Pumpkin (Curbita spp.) is an iconic plant in North American gardens, a form of squash that symbolizes autumn through its use in creative Halloween jack-o-lantern carvings or as a filling for delicious Thanksgiving pies. While most people think of a pumpkin as a large, spherical orange fruit with a ribbed rind, pumpkins also come in colors including white, red, pink, and blue, and with rinds that can be smooth, bumpy, oval, flattened, or round.
All pumpkins are a type of winter squash, but some are simply grown as decoration. Most home-grown pumpkins are cultivar or hybrids of the Curbita pepo species, but there are also other pumpkin species you may run across, including C. maxima, C. argyrosprema, and C.moschata. The species readily cross-pollinate and many commercial varieties are carefully developed hybrid types.
Like most squash, pumpkin is a low-growing vining annual with large, coarse leaves. The plants flower with yellow blooms in July and August, producing rapidly growing fruits that are left to ripen on the vine for harvest in fall.
Pumpkins require quite a long period of frost-free weather (75 to 120 days) to mature, and they also require warm soil temperatures (at least 60 degrees Fahrenheit) for the seeds to germinate. For this reason, they are typically seeded into the garden just as soon as the soil is sufficiently warm in the spring. In regions without the necessary long growing season, pumpkins are often started from seeds indoors, two to four weeks before the last spring frost.
|Botanical Name||Curbita spp., especially C. pepo|
|Plant Type||Annual vine|
|Size||9 to 18 in. tall; 10- to 15-foot spread|
|Sun Exposure||Full sun|
|Soil||Rich, moist, loamy|
|Soil pH||Slightly acidic (6.0 to 6.8)|
|Native Area||North America|
|Hardiness Zones||Grown as an annual in zones 2 to 11|
How to Plant Pumpkins
Pumpkins are typically planted in raised rows or in hills that allow the sun to warm the soil early in the spring.
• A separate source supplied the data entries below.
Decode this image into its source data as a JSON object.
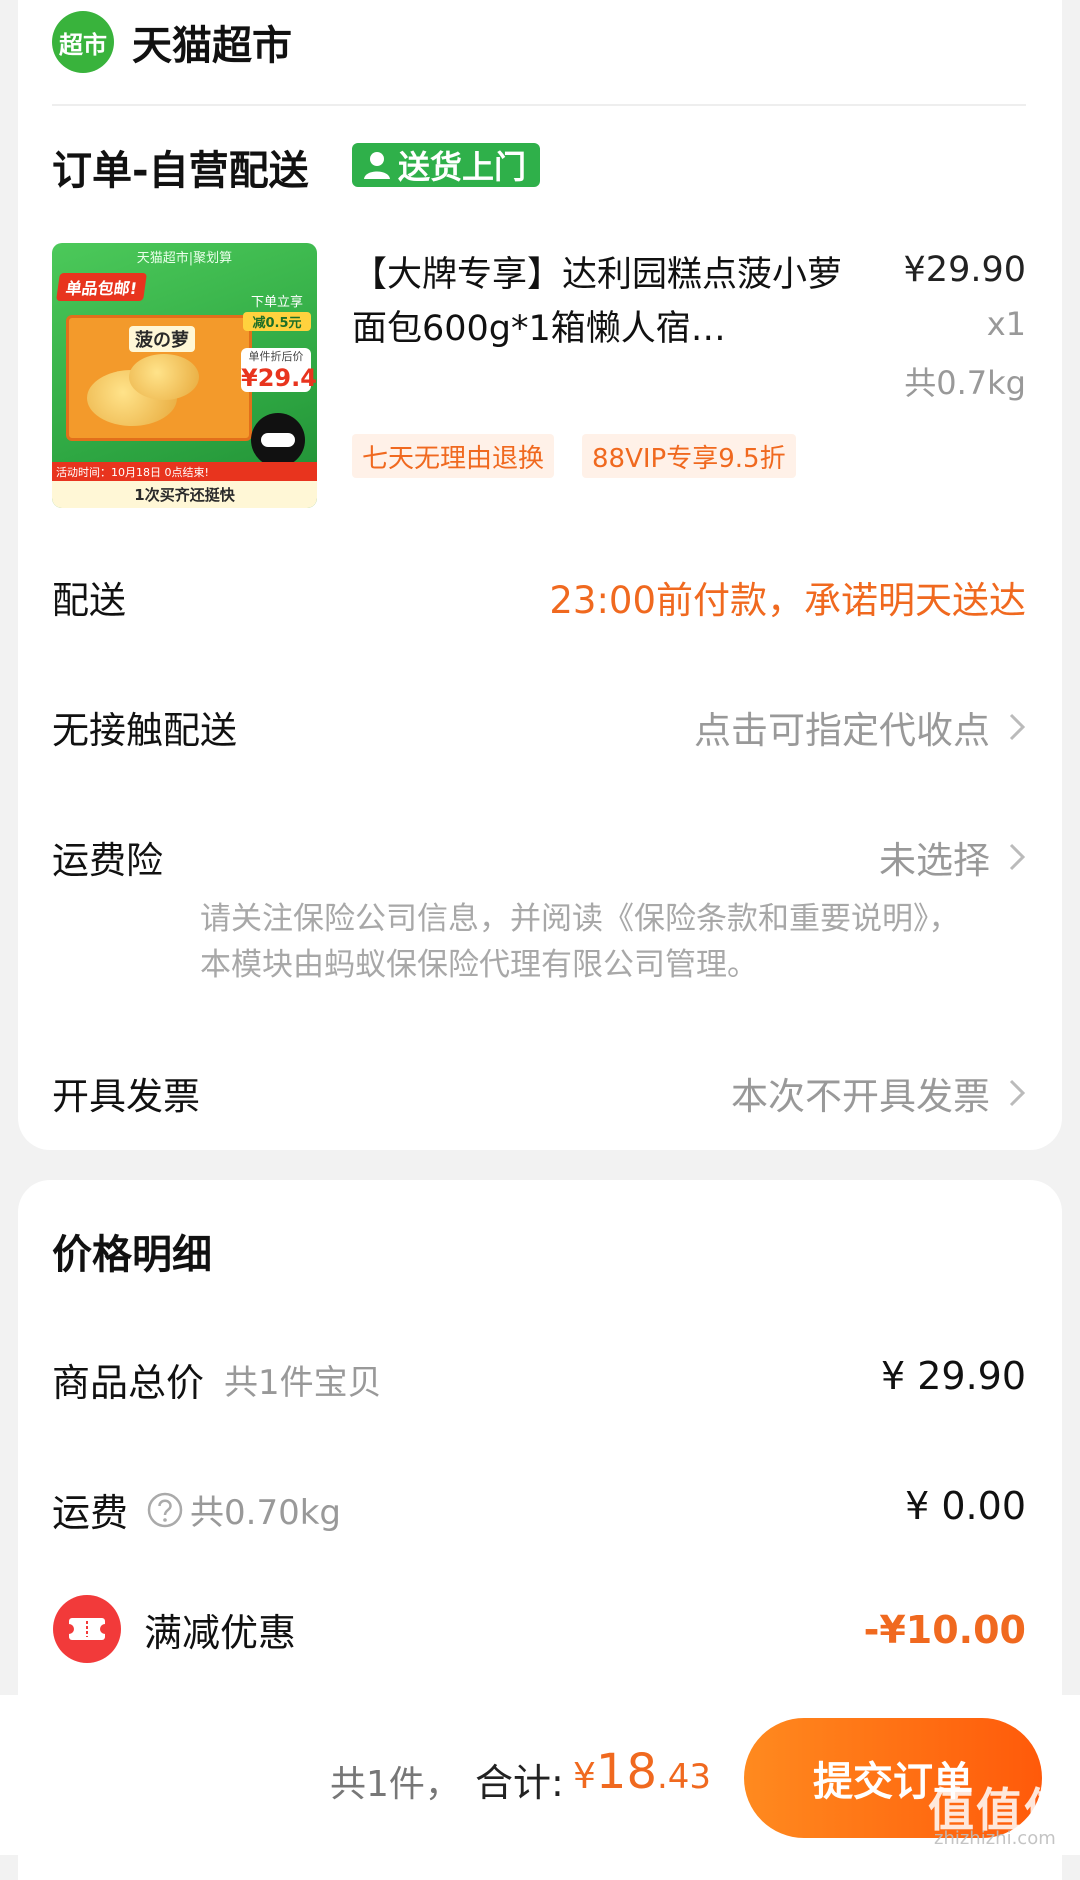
{
  "store": {
    "logo_text": "超市",
    "name": "天猫超市"
  },
  "order": {
    "title": "订单-自营配送",
    "delivery_tag": "送货上门"
  },
  "product": {
    "title": "【大牌专享】达利园糕点菠小萝面包600g*1箱懒人宿…",
    "price": "¥29.90",
    "qty": "x1",
    "weight": "共0.7kg",
    "tags": [
      "七天无理由退换",
      "88VIP专享9.5折"
    ],
    "image": {
      "top_text": "天猫超市|聚划算",
      "ribbon": "单品包邮!",
      "side_line1": "下单立享",
      "side_cut": "减0.5元",
      "price_label": "单件折后价",
      "price_value": "¥29.4",
      "box_label": "菠の萝",
      "time_text": "活动时间：10月18日 0点结束!",
      "bottom_text": "1次买齐还挺快"
    }
  },
  "rows": {
    "delivery": {
      "label": "配送",
      "value": "23:00前付款，承诺明天送达"
    },
    "contactless": {
      "label": "无接触配送",
      "value": "点击可指定代收点"
    },
    "insurance": {
      "label": "运费险",
      "value": "未选择",
      "note": "请关注保险公司信息，并阅读《保险条款和重要说明》，本模块由蚂蚁保保险代理有限公司管理。"
    },
    "invoice": {
      "label": "开具发票",
      "value": "本次不开具发票"
    }
  },
  "price_detail": {
    "title": "价格明细",
    "goods_total": {
      "label": "商品总价",
      "sub": "共1件宝贝",
      "value": "¥ 29.90"
    },
    "shipping": {
      "label": "运费",
      "sub": "共0.70kg",
      "value": "¥ 0.00"
    },
    "discount": {
      "label": "满减优惠",
      "value": "-¥10.00"
    }
  },
  "bottom": {
    "count": "共1件，",
    "total_label": "合计:",
    "total_currency": "¥",
    "total_int": "18",
    "total_dec": ".43",
    "submit": "提交订单"
  },
  "watermark": {
    "text": "值值值",
    "sub": "zhizhizhi.com"
  },
  "colors": {
    "accent": "#f0691f",
    "store_green": "#39b33c",
    "tag_green": "#2fb04a"
  },
  "icons": [
    "chevron-right-icon",
    "question-circle-icon",
    "coupon-icon",
    "person-icon"
  ]
}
Plant four or five seeds per hill, about 1 inch deep. Hills should be spaced 4 to 8 feet apart, as these plants require a lot of space to sprawl out. Where space is limited, pumpkins can be trained up a trellis; make sure it is strong and study since there can be as many as nine pumpkins per vine. When the plants are 2 to 3 inches tall, thin out the seedlings to retain one or two of the most vigorous plants.
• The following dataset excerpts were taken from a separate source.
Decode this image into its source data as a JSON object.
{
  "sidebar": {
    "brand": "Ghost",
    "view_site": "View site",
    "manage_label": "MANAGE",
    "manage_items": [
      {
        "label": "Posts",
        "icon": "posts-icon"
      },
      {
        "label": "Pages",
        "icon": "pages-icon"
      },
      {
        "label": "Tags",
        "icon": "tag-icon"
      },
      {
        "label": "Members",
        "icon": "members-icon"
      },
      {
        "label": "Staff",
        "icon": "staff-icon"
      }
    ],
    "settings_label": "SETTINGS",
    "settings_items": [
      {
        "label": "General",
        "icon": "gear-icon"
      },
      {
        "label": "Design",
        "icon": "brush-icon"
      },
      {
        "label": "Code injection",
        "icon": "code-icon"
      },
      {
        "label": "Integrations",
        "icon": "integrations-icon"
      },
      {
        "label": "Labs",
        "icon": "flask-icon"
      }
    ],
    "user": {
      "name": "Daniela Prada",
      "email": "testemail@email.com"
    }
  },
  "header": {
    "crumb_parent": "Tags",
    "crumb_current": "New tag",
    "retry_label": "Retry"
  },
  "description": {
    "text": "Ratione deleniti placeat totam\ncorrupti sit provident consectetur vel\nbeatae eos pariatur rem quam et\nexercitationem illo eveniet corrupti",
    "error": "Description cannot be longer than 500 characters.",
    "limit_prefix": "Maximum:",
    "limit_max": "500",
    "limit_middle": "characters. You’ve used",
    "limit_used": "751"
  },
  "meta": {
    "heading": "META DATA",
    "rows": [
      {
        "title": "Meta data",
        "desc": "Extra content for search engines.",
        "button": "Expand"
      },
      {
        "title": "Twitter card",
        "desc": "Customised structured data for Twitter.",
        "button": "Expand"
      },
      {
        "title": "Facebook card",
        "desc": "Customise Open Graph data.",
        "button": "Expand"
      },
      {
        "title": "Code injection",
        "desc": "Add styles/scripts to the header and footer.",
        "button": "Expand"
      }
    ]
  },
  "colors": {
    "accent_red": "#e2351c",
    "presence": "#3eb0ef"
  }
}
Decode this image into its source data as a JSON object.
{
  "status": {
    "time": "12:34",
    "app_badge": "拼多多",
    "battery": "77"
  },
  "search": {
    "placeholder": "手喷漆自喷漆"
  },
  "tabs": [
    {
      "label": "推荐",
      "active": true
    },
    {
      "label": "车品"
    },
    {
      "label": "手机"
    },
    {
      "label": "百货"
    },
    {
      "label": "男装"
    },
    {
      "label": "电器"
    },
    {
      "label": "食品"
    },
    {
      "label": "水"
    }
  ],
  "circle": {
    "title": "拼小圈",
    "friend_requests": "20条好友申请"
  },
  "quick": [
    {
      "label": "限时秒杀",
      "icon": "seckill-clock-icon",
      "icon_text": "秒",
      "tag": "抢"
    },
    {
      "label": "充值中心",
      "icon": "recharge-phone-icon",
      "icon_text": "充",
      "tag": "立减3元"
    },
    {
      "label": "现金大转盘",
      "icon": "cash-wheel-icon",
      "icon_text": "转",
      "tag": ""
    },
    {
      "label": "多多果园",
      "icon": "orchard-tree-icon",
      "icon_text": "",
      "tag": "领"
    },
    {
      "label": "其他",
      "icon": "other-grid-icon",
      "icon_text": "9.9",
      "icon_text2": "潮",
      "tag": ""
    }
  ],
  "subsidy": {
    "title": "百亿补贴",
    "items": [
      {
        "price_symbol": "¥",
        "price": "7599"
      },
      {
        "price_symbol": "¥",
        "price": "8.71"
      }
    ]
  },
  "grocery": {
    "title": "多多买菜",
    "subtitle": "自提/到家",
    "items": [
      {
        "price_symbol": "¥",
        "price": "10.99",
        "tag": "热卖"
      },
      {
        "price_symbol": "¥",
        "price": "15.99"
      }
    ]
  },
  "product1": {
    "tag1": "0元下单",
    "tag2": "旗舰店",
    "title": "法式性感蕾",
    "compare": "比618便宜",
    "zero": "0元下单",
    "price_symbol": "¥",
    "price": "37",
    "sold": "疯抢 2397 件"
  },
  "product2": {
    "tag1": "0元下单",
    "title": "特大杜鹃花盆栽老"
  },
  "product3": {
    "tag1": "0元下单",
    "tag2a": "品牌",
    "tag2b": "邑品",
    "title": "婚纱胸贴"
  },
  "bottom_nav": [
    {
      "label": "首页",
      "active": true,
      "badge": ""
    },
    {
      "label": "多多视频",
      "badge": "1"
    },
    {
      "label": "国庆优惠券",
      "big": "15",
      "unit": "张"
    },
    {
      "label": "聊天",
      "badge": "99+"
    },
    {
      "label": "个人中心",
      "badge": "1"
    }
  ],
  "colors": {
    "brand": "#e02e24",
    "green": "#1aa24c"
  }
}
Growing pumpkins is mostly about giving them plenty of food and water, as both are essential for growing large fruit. Be very careful of the vines as the plants grow, as they are surprisingly delicate. As the pumpkin fruit begins to form at the base of the flowers, snip off all but a few of the developing fruits in order to direct energy to the remaining pumpkins. This is especially useful if your goal is to grow large jack-o-lantern pumpkins. A piece of cardboard or a wooden board placed under the fruit will prevent it from rotting.
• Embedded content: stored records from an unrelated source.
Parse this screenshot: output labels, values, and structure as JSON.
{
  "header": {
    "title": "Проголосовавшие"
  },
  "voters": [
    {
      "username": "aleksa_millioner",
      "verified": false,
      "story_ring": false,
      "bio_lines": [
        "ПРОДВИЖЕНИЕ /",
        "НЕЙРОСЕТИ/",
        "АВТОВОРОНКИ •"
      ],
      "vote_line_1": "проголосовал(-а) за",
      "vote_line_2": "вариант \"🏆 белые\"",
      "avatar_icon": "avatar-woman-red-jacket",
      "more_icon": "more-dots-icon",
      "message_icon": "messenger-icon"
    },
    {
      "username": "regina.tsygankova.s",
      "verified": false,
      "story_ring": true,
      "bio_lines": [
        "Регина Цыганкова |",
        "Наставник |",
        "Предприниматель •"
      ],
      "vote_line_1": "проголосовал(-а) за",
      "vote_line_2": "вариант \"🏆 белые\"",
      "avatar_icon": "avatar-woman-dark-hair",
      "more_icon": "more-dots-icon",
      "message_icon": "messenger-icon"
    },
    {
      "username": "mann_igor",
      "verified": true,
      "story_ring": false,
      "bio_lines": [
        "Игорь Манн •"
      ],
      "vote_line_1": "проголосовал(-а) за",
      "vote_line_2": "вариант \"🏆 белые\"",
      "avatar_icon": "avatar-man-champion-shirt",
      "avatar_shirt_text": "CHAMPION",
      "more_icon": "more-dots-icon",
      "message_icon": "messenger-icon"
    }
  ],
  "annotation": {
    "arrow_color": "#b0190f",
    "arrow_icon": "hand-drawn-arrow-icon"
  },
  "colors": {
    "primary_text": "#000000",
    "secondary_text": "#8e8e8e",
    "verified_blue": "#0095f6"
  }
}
Turn the pumpkins slightly every week or so, to keep the growth symmetrical. Do this gently—you don’t want to snap the vines.
Pumpkins (and all squash) need full sun to produce and mature their fruits.
Pumpkins prefer rich, well-draining soil. Before planting, mixing in a good amount of organic material, such as compost or peat moss, is recommended. Soil pH should be slightly acidic, 6.0 to 6.8.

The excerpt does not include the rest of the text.